The quarters are cramped. You can barely move without barking your shins or conking your head. The air is hot and stinky with the smell of your mate who, like you, hasn't bathed in a week. And what's worse, your captain and his executive officer just aren't getting along. There's all that diving so deep that your hull groans and things leak in a way that scares you to death. And, of course, there's the enemy to worry about. No telling what he's up to. So what if the two tops decide to split forces? Who do you go with, the humorless captain who just may be nuts and may get you killed or the exec who's definitely cooler but may get you court-martialed? Yep, that's the plot of your stock submarine movie whether its title is Run Silent, Run Deep, Crimson Tide or Kathryn Bigelow's current K-19: The Widowmaker. And therein lies the rub. Whatever merits one might point out in this summer's U-boat feature, and there are some, we've nonetheless seen this movie before.
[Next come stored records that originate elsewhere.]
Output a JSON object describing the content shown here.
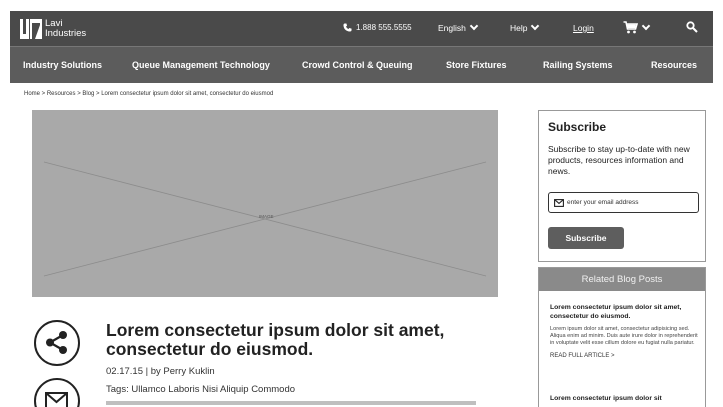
{
  "header": {
    "logo_line1": "Lavi",
    "logo_line2": "Industries",
    "phone": "1.888 555.5555",
    "language": "English",
    "help": "Help",
    "login": "Login"
  },
  "nav": {
    "items": [
      "Industry Solutions",
      "Queue Management Technology",
      "Crowd Control & Queuing",
      "Store Fixtures",
      "Railing Systems",
      "Resources"
    ]
  },
  "breadcrumb": "Home  >  Resources >  Blog  >  Lorem consectetur ipsum dolor sit amet, consectetur do eiusmod",
  "hero": {
    "label": "IMAGE"
  },
  "post": {
    "title": "Lorem consectetur ipsum dolor sit amet, consectetur do eiusmod.",
    "meta": "02.17.15   |   by Perry Kuklin",
    "tags": "Tags: Ullamco Laboris Nisi Aliquip Commodo"
  },
  "subscribe": {
    "title": "Subscribe",
    "text": "Subscribe to stay up-to-date with new products, resources information and news.",
    "placeholder": "enter your email address",
    "button": "Subscribe"
  },
  "related": {
    "heading": "Related Blog Posts",
    "items": [
      {
        "title": "Lorem consectetur ipsum dolor sit amet, consectetur do eiusmod.",
        "excerpt": "Lorem ipsum dolor sit amet, consectetur adipisicing sed. Aliqua enim ad minim. Duis aute irure dolor in reprehenderit in voluptate velit esse cillum dolore eu fugiat nulla pariatur.",
        "read_more": "READ FULL ARTICLE >"
      },
      {
        "title": "Lorem consectetur ipsum dolor sit",
        "excerpt": "",
        "read_more": ""
      }
    ]
  },
  "colors": {
    "header_bg": "#4a4a4a",
    "nav_bg": "#5c5c5c",
    "image_placeholder": "#a9a9a9",
    "button_bg": "#5e5e5e",
    "related_header_bg": "#8a8a8a"
  },
  "icons": [
    "phone-icon",
    "chevron-down-icon",
    "cart-icon",
    "search-icon",
    "share-icon",
    "mail-icon"
  ]
}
Written by Christopher Kyle and based on a real event, K-19 is the story of a serious submarine incident that occurred at the height of the Cold War. It's 1961, and capitalist-communist sparks are setting fires across the globe. A wall is going up in Berlin. Soviet missiles are destined for Cuba. An insurgency is incubating in South Vietnam. And American submarines patrol waters close enough to the Russian border to deliver ICBMs down the chimneys of the Kremlin. Nobody in the Kennedy administration may actually be thinking in terms of a pre-emptive atomic strike on Moscow and Leningrad, but the Soviet leaders don't know that, and they resort to the defense of Mutually Assured Destruction whose acronym wasn't MAD for nothing.
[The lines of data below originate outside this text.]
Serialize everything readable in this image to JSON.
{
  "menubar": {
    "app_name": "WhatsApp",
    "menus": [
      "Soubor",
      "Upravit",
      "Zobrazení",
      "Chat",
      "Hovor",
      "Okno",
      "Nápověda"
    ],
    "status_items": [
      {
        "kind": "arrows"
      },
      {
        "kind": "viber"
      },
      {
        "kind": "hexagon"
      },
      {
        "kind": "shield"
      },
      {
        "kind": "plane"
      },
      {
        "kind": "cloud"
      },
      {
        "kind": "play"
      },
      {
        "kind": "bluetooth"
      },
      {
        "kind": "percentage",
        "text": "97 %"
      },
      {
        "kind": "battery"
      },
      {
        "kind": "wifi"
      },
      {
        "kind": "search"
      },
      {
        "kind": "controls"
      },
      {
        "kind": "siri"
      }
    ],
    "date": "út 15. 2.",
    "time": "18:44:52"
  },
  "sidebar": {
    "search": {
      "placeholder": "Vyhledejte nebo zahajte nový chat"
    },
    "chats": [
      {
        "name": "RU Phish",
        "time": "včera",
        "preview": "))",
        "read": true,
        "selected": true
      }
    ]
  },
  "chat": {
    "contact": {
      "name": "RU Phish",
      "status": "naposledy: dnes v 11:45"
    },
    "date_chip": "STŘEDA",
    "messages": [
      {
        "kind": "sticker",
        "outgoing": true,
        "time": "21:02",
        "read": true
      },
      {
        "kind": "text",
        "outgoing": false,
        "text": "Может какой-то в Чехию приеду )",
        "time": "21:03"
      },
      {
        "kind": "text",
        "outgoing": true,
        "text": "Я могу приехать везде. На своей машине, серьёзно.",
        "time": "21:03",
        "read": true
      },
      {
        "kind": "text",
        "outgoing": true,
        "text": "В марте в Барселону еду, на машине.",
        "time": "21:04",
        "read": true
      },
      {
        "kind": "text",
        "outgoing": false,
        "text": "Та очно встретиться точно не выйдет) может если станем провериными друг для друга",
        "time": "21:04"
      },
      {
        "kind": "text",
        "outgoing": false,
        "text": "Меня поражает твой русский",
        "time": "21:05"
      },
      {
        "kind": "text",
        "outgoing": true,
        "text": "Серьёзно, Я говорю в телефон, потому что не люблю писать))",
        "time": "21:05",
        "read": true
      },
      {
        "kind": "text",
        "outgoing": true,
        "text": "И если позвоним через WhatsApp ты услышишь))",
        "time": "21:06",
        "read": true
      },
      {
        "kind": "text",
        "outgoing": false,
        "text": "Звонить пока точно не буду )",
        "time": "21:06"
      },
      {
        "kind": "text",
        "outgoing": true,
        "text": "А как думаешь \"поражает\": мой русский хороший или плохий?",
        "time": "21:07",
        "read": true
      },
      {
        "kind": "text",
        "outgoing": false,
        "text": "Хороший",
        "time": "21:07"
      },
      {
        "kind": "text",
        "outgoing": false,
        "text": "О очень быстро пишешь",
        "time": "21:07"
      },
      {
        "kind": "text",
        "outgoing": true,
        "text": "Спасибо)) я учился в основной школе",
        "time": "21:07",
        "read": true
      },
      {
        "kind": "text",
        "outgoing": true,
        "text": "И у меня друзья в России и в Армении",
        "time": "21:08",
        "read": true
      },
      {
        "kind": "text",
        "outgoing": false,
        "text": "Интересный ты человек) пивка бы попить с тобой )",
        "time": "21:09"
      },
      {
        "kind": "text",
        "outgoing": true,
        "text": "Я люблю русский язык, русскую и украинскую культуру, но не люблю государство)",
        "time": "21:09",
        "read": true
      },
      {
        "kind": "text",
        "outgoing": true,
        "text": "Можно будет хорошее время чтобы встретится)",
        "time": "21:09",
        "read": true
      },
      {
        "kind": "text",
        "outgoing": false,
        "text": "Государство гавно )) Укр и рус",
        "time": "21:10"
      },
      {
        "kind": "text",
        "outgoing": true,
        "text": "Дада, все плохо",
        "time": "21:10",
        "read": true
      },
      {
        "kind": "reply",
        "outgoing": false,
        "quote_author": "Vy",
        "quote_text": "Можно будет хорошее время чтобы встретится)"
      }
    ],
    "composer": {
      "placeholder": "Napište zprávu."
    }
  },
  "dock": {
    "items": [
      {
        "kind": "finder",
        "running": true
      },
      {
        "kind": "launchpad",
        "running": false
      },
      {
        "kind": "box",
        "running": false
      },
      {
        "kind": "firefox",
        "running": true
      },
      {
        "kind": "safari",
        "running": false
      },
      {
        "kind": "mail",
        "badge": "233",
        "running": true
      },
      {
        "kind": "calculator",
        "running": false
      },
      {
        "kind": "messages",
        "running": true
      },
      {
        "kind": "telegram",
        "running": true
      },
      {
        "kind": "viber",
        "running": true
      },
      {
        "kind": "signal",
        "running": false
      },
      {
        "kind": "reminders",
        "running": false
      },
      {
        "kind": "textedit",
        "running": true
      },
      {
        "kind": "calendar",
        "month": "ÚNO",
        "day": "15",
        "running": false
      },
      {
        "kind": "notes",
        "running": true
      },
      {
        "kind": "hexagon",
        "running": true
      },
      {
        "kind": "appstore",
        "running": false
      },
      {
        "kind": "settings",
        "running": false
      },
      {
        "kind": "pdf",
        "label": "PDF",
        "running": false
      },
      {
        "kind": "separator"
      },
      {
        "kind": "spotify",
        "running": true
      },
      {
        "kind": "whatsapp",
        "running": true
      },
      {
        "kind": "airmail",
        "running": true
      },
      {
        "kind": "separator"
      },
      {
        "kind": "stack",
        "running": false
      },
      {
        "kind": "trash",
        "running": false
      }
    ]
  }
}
Hence the frenetic Soviet submarine program. Arm a nuclear sub with nuclear missiles. Post it off the east coast of the United States to threaten New York and Washington. Fire a demo that the American military will have to notice. And then breathe more easily knowing that your enemy can't kill you without dying in the process. The sub in question is the movie's title vessel, but its skipper is a perfectionist, an aggravating trait for a Russian military commander. Capt. Mikhail Polenin (Liam Neeson) wants a sub that actually works and affords his crew better-than-even odds against drowning. So much for Polenin's command. The brass replaces him with Capt. Alexei Vostrikov (Harrison Ford), a naval officer whose chief resume item is his wife's father, who just happens to be a member of the Politburo. Vostrikov has the connections, but Polenin has the knowledge, so the latter is forced to stay on as exec.
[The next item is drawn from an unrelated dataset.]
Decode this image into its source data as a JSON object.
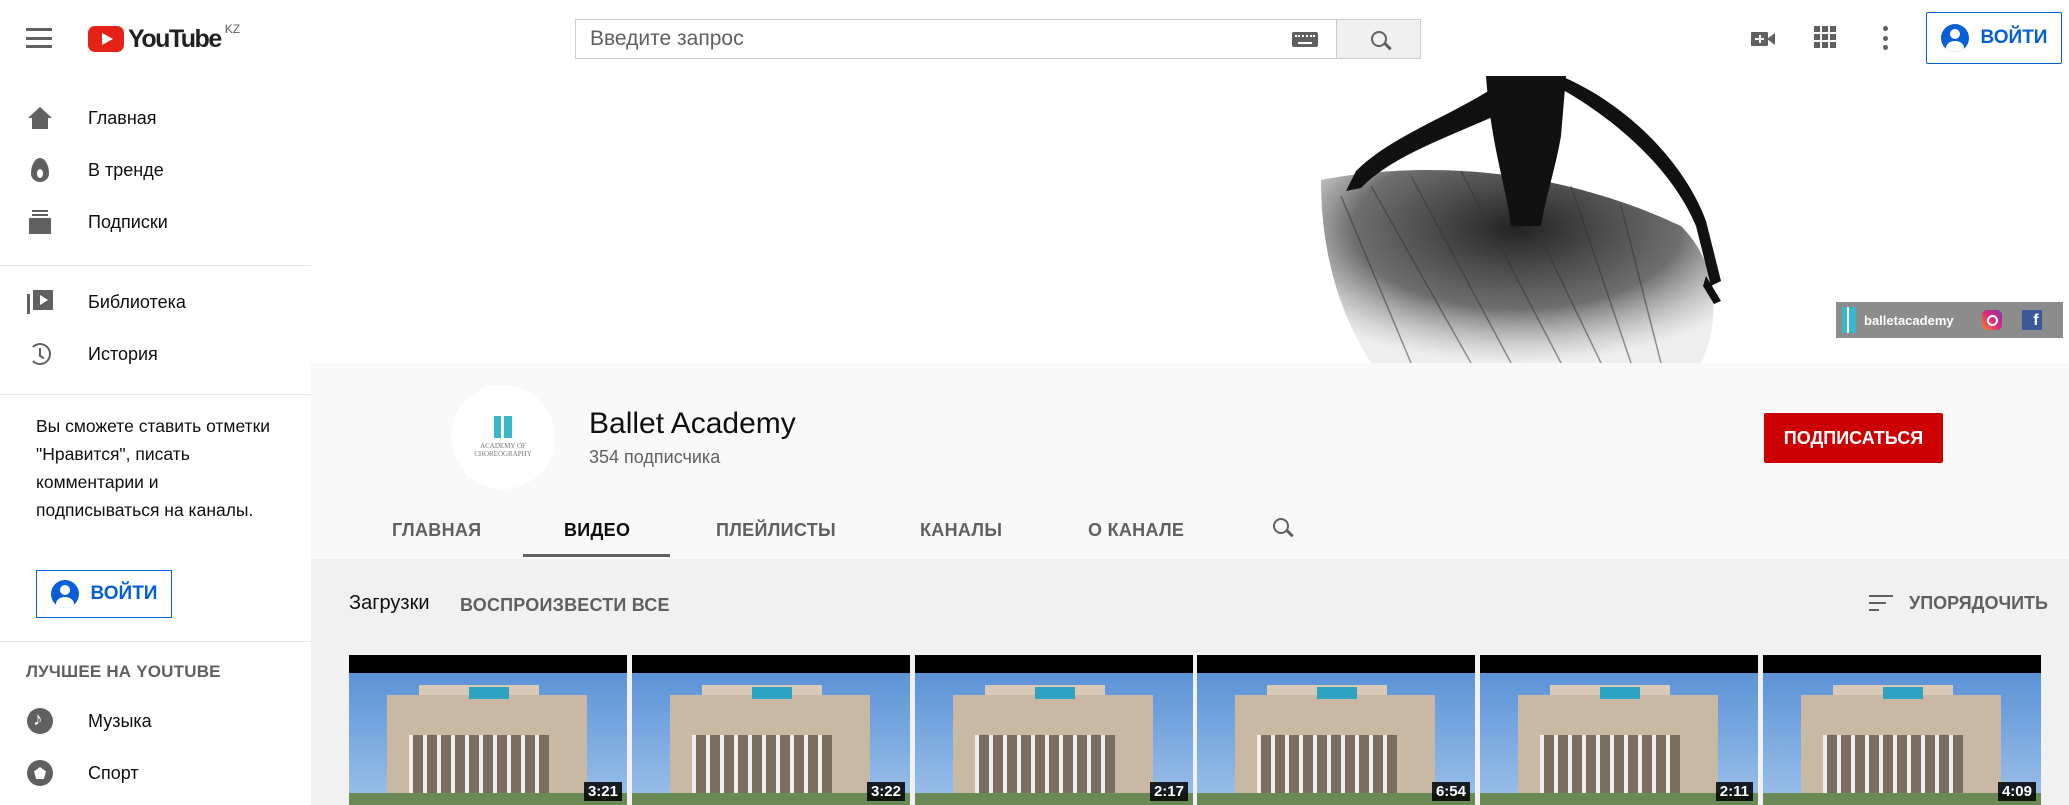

Nuclear policy makers are so desperate to get K-19 into the water that the sub is forced to sail in a laughable condition of unreadiness. The boat is actually listing to port on its maiden voyage. Developments thereafter read like events out of Joseph Heller's savage war parody Catch-22. K-19 leaks on its first dive. Gauges stick. A communications antenna snaps off. And when the nuclear reactor engine begins to malfunction, the crew discovers that they haven't even been outfitted with radiation suits so they can attempt repairs. As an almost laughable afterthought, this picture illustrates why the capitalist West ultimately prevailed in the Cold War.
At its best, K-19 dramatizes the tightrope military commanders must always walk, attempting to balance the duty to complete the assigned mission, inevitably dangerous, with loyalty to the well-being of the crew members, inevitably mortal. Vostrikov is a mission guy. Polenin is a crew man. And heads are going to butt.
Forgetting the ill-advised Russian accents, the cast members handle their assignments well enough. More than ever, this perhaps his High Noon performance, Ford reminds me of Gary Cooper, a man's man determined to be a man whatever the cost, the strain of circumstance communicated with just the hint of a twitch. And Neeson is better yet, more agile at registering inner conflict and understandable indecision in the face of no alternative but to choose. Moreover, though this element is regrettably underdeveloped, K-19 reminds us how ardently we courted oblivion during the madness of the nuclear arms race. We watch here, horrified, as men are drilled in the steps they will take to loft a warhead into the sky and thereby trigger the end of civilization. Their men did it, and elsewhere on the globe, wearing uniforms with different insignia, so did ours.
All that said, K-19 breaks no new narrative ground. The end is never in doubt. Both the dramatic developments and the emotions they elicit arrive with the freshness of paint-by-the-numbers. The film is long and decreasingly essential, and by the time we arrive at the requisite salute at the end, the tear in our eye leaks not from strong feeling but from weariness.
- Glub, glub, glub: Commanding officer Alexei Vostrikov (Harrison Ford) debates with executive officer Mikhail Polenin (Liam Neeson) in K-19: The Widowmaker.